Rep. Greg Walden, R-Ore., chairman of the House Communications and Technology Subcommittee, gives the FCC a top grade on its broadband report released Tuesday.
"The process leading to the FCC's report on 'Measuring Broadband America' was exemplary. The Commission selected a commercial vendor through open, competitive bids; used a transparent process to partner with stakeholders; and leveraged its technical expertise," Walden writes in a statement emailed around Wednesday.
"As a result, the Commission and its partners designed and completed a path-breaking study helpful to all broadband consumers."
Walden is less pleased about an FCC release this week of program-carriage rules. Under the rules, cable operators may not suddenly dump videos from independent program vendors to try to gain leverage in contract disputes. The rules lays out requirements and procedures for asking the FCC for permission to temporarily freeze terms of an existing contract. The Media Access Project and some other consumer groups praised the FCC's ruling.
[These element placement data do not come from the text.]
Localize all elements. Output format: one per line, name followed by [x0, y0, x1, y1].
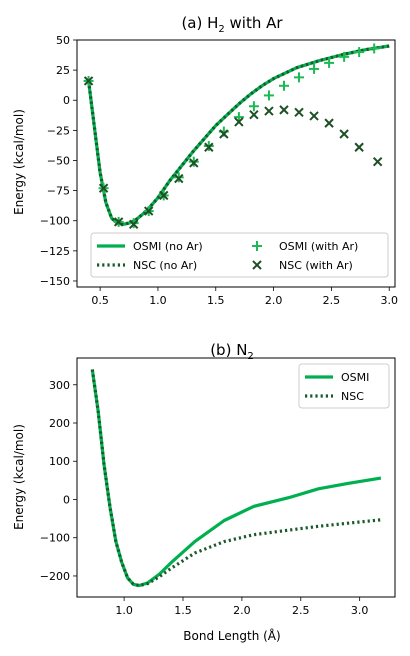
- plus-marker: [354, 47, 365, 58]
- plus-marker: [248, 101, 259, 112]
- legend-box: [90, 232, 389, 278]
- plus-marker: [278, 80, 289, 91]
- legend-label: OSMI (no Ar): [133, 240, 203, 253]
- legend-label: NSC: [341, 390, 364, 403]
- x-tick-label: 2.5: [292, 604, 310, 617]
- plus-marker: [294, 72, 305, 83]
- x-tick-label: 2.0: [265, 294, 283, 307]
- x-marker: [249, 109, 259, 120]
- series-line-nsc: [90, 369, 382, 588]
- y-tick-label: 300: [49, 379, 70, 392]
- x-marker: [174, 173, 184, 184]
- plus-marker: [339, 51, 350, 62]
- panel-a: (a) H2 with Ar Energy (kcal/mol) 0.5 1.0 1…: [12, 14, 398, 307]
- x-tick-label: 3.0: [380, 294, 398, 307]
- x-tick-label: 1.5: [174, 604, 192, 617]
- x-marker: [279, 105, 289, 115]
- x-tick-label: 1.0: [149, 294, 167, 307]
- x-tick-label: 0.5: [91, 294, 109, 307]
- panel-b-plot-area: 1.0 1.5 2.0 2.5 3.0 300 200 100 0 −100 −200 OSMI NSC: [40, 357, 396, 617]
- panel-b-title: (b) N2: [210, 341, 254, 362]
- y-tick-label: 25: [56, 64, 70, 77]
- x-marker: [324, 118, 334, 128]
- panel-a-plot-area: 0.5 1.0 1.5 2.0 2.5 3.0 50 25 0 −25 −50 −75 −100 −125…: [40, 34, 398, 307]
- plus-marker: [309, 63, 320, 74]
- x-marker: [189, 158, 199, 168]
- y-tick-label: −25: [47, 124, 70, 137]
- x-marker: [113, 217, 124, 227]
- x-marker: [354, 142, 364, 152]
- x-tick-label: 2.0: [233, 604, 251, 617]
- legend-label: NSC (with Ar): [279, 259, 353, 272]
- panel-b: (b) N2 Energy (kcal/mol) Bond Length (Å)…: [12, 341, 396, 643]
- legend: OSMI (no Ar) NSC (no Ar) OSMI (with Ar) NSC…: [90, 232, 389, 278]
- y-tick-label: 0: [63, 493, 70, 506]
- panel-b-xlabel: Bond Length (Å): [183, 628, 280, 643]
- y-tick-label: 200: [49, 417, 70, 430]
- x-marker: [339, 129, 349, 139]
- y-tick-label: −200: [40, 570, 70, 583]
- y-tick-label: 50: [56, 34, 70, 47]
- y-tick-label: −75: [47, 185, 70, 198]
- x-marker: [128, 219, 139, 230]
- x-marker: [204, 142, 214, 152]
- plot-frame: [76, 357, 396, 598]
- x-marker: [264, 106, 274, 116]
- plus-marker: [233, 112, 244, 123]
- y-tick-label: −125: [40, 245, 70, 258]
- x-tick-label: 1.5: [207, 294, 225, 307]
- x-marker: [234, 117, 244, 127]
- x-marker: [309, 111, 319, 121]
- panel-a-title: (a) H2 with Ar: [181, 14, 283, 35]
- legend-label: OSMI (with Ar): [279, 240, 358, 253]
- x-marker: [294, 107, 304, 117]
- x-marker: [143, 206, 154, 216]
- panel-b-ylabel: Energy (kcal/mol): [12, 424, 26, 530]
- y-tick-label: −100: [40, 532, 70, 545]
- x-tick-label: 3.0: [351, 604, 369, 617]
- x-marker: [159, 190, 169, 201]
- y-tick-label: 100: [49, 455, 70, 468]
- y-tick-label: −100: [40, 215, 70, 228]
- x-tick-label: 2.5: [323, 294, 341, 307]
- x-marker: [372, 156, 383, 167]
- y-tick-label: −50: [47, 154, 70, 167]
- plus-marker: [324, 57, 335, 68]
- legend-swatch: [252, 241, 262, 251]
- legend-label: NSC (no Ar): [133, 259, 197, 272]
- x-tick-label: 1.0: [115, 604, 133, 617]
- x-marker: [98, 183, 109, 193]
- legend: OSMI NSC: [298, 363, 390, 409]
- y-tick-label: −150: [40, 275, 70, 288]
- plus-marker: [263, 90, 274, 101]
- legend-label: OSMI: [341, 371, 369, 384]
- legend-swatch: [252, 260, 262, 270]
- panel-a-ylabel: Energy (kcal/mol): [12, 109, 26, 215]
- y-tick-label: 0: [63, 94, 70, 107]
- x-marker: [219, 129, 229, 139]
- plus-marker: [369, 43, 380, 54]
- plot-frame: [76, 39, 396, 288]
- x-marker: [83, 76, 94, 86]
But Walden doesn't like how the FCC went about the process.
"The FCC based these rules on a four-year-old Notice of Proposed Rule Making that did not provide the text of a single proposed rule and did not clearly indicate a standstill rule was on the table," Walden complains. "Regardless of one's position on the merits of the ruling, this needlessly opens the order to challenge and weakens the FCC's credibility."